Andrew Bailey, the Governor of the Bank of England, has cautioned that new technology has increased the likelihood of banks collapsing more quickly than in the past.
During a speech at the International Monetary Fund’s Spring Meetings in Washington DC, Bailey suggested that financial institutions may require more significant cash reserves to protect against bank runs.
He pointed out that the speed of communication and access to bank accounts means that deposit holders can withdraw their funds much more quickly today than during the 2008 financial crisis. As a result, banks may need to increase their cash buffers to give them more time in the event of a bank run.

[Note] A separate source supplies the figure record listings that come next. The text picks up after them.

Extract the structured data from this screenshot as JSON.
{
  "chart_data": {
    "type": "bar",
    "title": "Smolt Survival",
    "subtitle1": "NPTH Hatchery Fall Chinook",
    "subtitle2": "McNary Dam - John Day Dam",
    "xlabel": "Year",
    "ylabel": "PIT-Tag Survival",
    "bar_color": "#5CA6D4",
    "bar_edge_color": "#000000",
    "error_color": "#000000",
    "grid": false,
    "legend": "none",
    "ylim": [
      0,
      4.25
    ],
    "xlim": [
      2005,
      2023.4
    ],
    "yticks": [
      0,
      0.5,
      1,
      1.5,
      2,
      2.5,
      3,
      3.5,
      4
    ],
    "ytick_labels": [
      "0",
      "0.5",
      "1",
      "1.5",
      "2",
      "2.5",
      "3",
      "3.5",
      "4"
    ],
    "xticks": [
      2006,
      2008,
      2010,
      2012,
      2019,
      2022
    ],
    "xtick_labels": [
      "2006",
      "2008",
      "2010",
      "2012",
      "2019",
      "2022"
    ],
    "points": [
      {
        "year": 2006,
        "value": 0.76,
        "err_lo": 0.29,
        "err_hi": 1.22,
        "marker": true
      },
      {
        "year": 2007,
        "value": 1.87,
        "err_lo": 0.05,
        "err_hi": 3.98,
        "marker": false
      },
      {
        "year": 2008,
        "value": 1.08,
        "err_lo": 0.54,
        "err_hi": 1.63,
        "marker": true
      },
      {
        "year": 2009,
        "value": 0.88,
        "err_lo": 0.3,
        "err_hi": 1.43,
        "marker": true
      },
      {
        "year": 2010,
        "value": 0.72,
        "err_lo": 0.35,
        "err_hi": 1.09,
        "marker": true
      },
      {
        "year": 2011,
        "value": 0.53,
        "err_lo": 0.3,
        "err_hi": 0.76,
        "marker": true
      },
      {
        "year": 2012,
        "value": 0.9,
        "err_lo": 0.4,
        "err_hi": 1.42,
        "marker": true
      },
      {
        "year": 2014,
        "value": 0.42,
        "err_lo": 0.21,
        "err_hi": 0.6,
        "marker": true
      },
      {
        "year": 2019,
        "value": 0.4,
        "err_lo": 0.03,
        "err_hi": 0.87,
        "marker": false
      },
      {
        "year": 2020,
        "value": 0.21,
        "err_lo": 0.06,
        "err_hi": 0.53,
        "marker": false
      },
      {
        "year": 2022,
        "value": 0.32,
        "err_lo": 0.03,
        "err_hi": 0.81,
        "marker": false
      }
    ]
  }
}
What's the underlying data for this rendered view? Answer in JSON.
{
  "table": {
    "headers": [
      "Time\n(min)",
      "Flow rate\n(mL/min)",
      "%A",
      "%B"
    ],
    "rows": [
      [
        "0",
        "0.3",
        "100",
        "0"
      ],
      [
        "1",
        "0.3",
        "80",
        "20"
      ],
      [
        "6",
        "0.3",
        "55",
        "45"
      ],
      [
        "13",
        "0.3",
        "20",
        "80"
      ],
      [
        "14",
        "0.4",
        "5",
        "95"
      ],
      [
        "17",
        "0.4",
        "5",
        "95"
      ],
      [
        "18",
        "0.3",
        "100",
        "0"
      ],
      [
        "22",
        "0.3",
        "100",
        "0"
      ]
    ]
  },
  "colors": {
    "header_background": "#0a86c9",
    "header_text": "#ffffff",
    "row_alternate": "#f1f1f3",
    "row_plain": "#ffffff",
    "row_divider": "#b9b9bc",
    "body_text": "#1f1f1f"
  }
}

Nevertheless, Bailey emphasized that British banks are currently well-capitalized and able to serve their customers and support the economy and that he does not believe that there is currently a systemic banking crisis.
The Governor of the Bank of England has indicated that bank runs in the digital age are occurring more rapidly and may compel lenders to retain more cash. Bailey cited the example of Silicon Valley Bank, where technology advancements in communication and bank account access resulted in runs happening much faster than previously.
This highlights the need to reconsider the appropriate and desired liquidity buffers that provide sufficient time to address the issue.
He reassured the Institute for International Finance that the world is not currently experiencing a global banking crisis comparable to the 2008 financial crisis. Bailey acknowledged that the reforms to bank regulation implemented after the crisis has been effective, and stated that British banks are presently well-capitalized, liquid, and able to serve their customers and contribute to the economy.